災害危険区域で結婚式「めでたぁあな♪」14年間復興支援を行う若者 東日本大震災被災地で<仙台市荒浜>

長持唄

「めでたぁあな♪」

祝の歌=長持唄に導かれ、震災の津波で被災した場所を練り歩く新婦。

若林区の荒浜地区で、かつて見られた伝統的な花嫁行列だ。

長持唄

「およめいりだぁ~♪」

出迎えたのは新郎。

元住民ら70人が2人を門出を祝った。

荒浜地区でかつて見られた伝統の花嫁行列

結ばれたのは秋田出身の畠山紳悟さん(30)と大崎市の佐々木梨乃さん(30)

2人は酒を酌み交わし、契りを交わした。

畠山紳悟さん

「地域の伝統行事を語り継いでいこうとやってきたなかで、この地域に還元できるものが無いかなと考えた時にたまたまで自分が結婚することになってこれいい機会だなと」

佐々木梨乃さん

「最初の話では内輪でやる予定だったが、こんなに外向きにやる感覚がなかった」

荒浜地区は津波で「住めない地域」に…

震災で、巨大な津波に襲われた荒浜地区。

2000人近く住んでいた集落は壊滅した。

その後、災害危険区域に指定され、住民は住みたくても、住めなくなり、皆バラバラになっていった。

その荒浜に通い始めたのが当時、東北大学の学生だった畠山さん。

復興支援のボランティアで通い始めると砂浜に打ち上げられるプラスチックなど海洋ゴミの深刻さに気づき、アート作品にすることで環境意識を高める活動をしてきた。

この活動に賛同した子どもたちが応援に駆け付けた。

大学生でボランティアに 活動続けるため仙台残る

畠山さんはこの活動を続けたいと、卒業後も仙台で就職した。

畠山紳悟さん

「大学卒業して仙台に残った理由は荒浜での活動があったから」

荒浜をきっかけに人生と職業が変わった。

畠山さんの活動を支えてきたのは、荒浜の元住民。

「ご結婚おめでとうございます」

そのひとり、媒酌人を務めた貴田喜一さん(78)

貴田さんは被災した自宅を改装し、支援活動の拠点・荒浜ロッジを運営。

畠山さんに活動スペースとして提供し、応援してきた。

結婚式会場に選んだのは、被災した家を改装した「荒浜ロッジ」

今回、結婚式の会場に選んだのが荒浜ロッジだった。

畠山さん

「血はつながっていないけど親戚みたい」

貴田さん

「復興に協力してくれたありがたさをこういう行事で返そうと、改めて良かったね」

畠山さん

「ある種身近なおじいちゃんおばあちゃん。
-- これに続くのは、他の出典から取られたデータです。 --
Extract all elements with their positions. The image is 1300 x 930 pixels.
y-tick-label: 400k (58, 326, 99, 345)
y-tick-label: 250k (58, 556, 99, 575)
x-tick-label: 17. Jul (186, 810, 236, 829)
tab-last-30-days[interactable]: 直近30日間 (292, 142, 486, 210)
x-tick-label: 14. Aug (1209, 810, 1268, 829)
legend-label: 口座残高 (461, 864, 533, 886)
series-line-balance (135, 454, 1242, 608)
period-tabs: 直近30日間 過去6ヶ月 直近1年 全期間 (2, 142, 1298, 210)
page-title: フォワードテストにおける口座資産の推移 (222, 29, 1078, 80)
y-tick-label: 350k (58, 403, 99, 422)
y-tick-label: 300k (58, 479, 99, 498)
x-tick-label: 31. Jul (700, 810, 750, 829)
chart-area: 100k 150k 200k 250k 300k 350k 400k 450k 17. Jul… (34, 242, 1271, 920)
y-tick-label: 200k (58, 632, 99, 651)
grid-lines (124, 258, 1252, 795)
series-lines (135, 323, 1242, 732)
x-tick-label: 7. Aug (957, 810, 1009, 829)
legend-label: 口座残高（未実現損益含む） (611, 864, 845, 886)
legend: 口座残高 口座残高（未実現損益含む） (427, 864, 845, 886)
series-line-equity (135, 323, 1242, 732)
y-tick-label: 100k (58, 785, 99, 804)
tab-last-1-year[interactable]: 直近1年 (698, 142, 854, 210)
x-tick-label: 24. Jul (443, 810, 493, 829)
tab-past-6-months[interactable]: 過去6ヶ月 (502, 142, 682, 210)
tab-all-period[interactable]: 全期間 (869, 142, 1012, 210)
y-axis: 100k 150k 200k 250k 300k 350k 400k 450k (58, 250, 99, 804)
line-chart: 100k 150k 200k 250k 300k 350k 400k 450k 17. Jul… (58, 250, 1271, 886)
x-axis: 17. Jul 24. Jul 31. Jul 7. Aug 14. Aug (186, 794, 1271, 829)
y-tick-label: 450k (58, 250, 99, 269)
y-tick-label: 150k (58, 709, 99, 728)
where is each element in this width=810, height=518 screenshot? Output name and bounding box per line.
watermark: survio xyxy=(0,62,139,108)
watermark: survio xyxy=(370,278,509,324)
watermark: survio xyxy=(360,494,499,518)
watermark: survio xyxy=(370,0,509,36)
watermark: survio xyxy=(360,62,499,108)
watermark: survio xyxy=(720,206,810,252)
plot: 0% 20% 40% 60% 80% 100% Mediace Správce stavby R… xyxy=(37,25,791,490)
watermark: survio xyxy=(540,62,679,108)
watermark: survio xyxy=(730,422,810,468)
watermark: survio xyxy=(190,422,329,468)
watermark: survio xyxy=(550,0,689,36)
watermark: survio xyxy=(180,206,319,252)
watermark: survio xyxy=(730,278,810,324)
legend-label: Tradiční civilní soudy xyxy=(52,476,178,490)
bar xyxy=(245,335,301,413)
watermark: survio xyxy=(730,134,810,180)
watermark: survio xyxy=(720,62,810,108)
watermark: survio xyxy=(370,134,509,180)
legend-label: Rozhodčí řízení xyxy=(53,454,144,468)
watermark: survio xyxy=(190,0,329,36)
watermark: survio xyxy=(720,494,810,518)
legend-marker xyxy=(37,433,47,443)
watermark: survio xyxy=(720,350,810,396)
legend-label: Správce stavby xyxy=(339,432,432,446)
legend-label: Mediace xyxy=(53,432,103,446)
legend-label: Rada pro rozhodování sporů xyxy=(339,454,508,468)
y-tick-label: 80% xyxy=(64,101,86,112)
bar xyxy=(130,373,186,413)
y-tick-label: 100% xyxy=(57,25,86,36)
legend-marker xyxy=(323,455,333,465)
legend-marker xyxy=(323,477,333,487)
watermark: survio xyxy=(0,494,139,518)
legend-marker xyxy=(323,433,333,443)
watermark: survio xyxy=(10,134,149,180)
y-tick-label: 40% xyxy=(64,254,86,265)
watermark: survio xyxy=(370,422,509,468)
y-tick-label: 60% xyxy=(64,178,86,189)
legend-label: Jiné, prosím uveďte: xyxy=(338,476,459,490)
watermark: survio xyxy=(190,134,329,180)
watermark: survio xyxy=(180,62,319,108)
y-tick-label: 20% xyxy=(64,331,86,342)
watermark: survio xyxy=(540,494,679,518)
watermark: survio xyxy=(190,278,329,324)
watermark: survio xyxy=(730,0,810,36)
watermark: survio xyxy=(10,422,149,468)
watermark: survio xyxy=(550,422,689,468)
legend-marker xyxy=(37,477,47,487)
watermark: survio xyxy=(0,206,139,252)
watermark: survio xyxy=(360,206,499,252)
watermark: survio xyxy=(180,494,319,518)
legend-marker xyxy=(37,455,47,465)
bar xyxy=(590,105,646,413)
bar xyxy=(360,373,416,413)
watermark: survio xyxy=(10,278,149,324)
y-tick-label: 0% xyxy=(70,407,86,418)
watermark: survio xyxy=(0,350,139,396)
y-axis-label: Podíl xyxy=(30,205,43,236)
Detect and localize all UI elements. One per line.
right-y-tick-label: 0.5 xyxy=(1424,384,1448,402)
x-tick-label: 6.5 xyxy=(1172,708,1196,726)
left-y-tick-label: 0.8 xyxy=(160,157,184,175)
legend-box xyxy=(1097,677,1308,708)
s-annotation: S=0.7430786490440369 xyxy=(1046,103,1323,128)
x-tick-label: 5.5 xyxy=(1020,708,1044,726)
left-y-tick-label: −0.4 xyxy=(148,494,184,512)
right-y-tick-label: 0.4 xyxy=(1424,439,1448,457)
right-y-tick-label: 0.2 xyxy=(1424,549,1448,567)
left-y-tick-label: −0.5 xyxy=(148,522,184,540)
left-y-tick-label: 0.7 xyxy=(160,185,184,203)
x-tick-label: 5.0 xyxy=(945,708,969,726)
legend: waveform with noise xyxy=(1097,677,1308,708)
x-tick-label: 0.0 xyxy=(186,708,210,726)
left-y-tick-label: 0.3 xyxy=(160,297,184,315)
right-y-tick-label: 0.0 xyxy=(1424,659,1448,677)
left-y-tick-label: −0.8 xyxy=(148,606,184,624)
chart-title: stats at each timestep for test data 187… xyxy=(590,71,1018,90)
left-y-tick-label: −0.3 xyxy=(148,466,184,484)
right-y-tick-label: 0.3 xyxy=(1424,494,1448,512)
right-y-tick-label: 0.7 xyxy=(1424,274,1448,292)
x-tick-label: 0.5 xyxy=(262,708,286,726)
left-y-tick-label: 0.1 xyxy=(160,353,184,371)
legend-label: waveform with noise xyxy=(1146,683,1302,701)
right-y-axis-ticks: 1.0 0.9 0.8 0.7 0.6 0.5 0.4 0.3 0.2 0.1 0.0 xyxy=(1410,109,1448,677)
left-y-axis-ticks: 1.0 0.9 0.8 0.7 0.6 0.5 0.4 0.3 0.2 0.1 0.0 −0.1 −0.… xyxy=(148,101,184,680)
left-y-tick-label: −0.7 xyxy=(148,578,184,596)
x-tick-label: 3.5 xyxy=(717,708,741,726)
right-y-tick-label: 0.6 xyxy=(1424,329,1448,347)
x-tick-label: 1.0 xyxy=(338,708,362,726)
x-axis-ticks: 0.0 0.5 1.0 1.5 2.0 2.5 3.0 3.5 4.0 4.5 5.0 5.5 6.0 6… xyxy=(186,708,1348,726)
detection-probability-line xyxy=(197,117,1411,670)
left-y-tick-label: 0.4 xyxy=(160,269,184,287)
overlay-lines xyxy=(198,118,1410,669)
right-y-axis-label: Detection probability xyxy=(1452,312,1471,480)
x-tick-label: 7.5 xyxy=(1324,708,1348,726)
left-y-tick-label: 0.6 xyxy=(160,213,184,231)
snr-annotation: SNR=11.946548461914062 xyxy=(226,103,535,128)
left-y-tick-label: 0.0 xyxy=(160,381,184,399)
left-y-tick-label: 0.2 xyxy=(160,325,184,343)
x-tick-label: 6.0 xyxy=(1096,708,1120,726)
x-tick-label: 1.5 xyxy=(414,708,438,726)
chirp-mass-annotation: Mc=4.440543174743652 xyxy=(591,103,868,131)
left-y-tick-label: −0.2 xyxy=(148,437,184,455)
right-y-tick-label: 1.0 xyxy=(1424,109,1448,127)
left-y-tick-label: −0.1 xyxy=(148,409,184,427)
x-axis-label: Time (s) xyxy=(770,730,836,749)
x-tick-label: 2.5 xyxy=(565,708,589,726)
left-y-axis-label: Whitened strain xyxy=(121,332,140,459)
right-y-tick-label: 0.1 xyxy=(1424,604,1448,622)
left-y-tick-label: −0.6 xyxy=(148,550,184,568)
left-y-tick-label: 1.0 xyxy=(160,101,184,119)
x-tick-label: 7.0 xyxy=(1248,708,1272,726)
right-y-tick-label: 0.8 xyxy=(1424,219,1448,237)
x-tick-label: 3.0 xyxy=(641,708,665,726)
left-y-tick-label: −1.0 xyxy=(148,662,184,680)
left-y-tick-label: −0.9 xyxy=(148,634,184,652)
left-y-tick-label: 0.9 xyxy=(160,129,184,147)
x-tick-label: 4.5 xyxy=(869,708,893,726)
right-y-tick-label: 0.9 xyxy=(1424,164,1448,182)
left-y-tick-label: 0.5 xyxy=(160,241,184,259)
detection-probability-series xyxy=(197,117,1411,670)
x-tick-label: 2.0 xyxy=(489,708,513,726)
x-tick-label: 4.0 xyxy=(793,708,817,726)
礼儀作法から人とのかかわり方から、色んなことを学ばせてもらった。怒られながら」

若者が活動の拠点を求め荒浜に集まった結果、震災から14年目。「おめでとう」という言葉が聞かれるようになった。

元荒浜住民

「嬉しいっちゃ、畠山君がこうやってくれるから残っていく。それやらないと忘れられてしまう。そういえば本当におめでとうって禁句じゃないけど心から祝いだ」

「ここに住みたかった人の思い」を語り継ぐ

畠山さんの知人

「震災がきっかけでできたつながり。どんな人でも受け入れられて、ちょっとほっこりする場であってくれたらいい」

梨乃さん

「祝い事の場面が少ない。少しでも活気付けになればいいな」

畠山さん

「忘れられそうになることがある。その一つが伝統文化、ここに住みたかった人の思いが消えてってしまうのは悲しい。それを語り継いでいくことをしたい」

震災から14年目、災害危険区域に響いた、お祝いの言葉。

荒浜の街の記憶は若者に引き継がれている。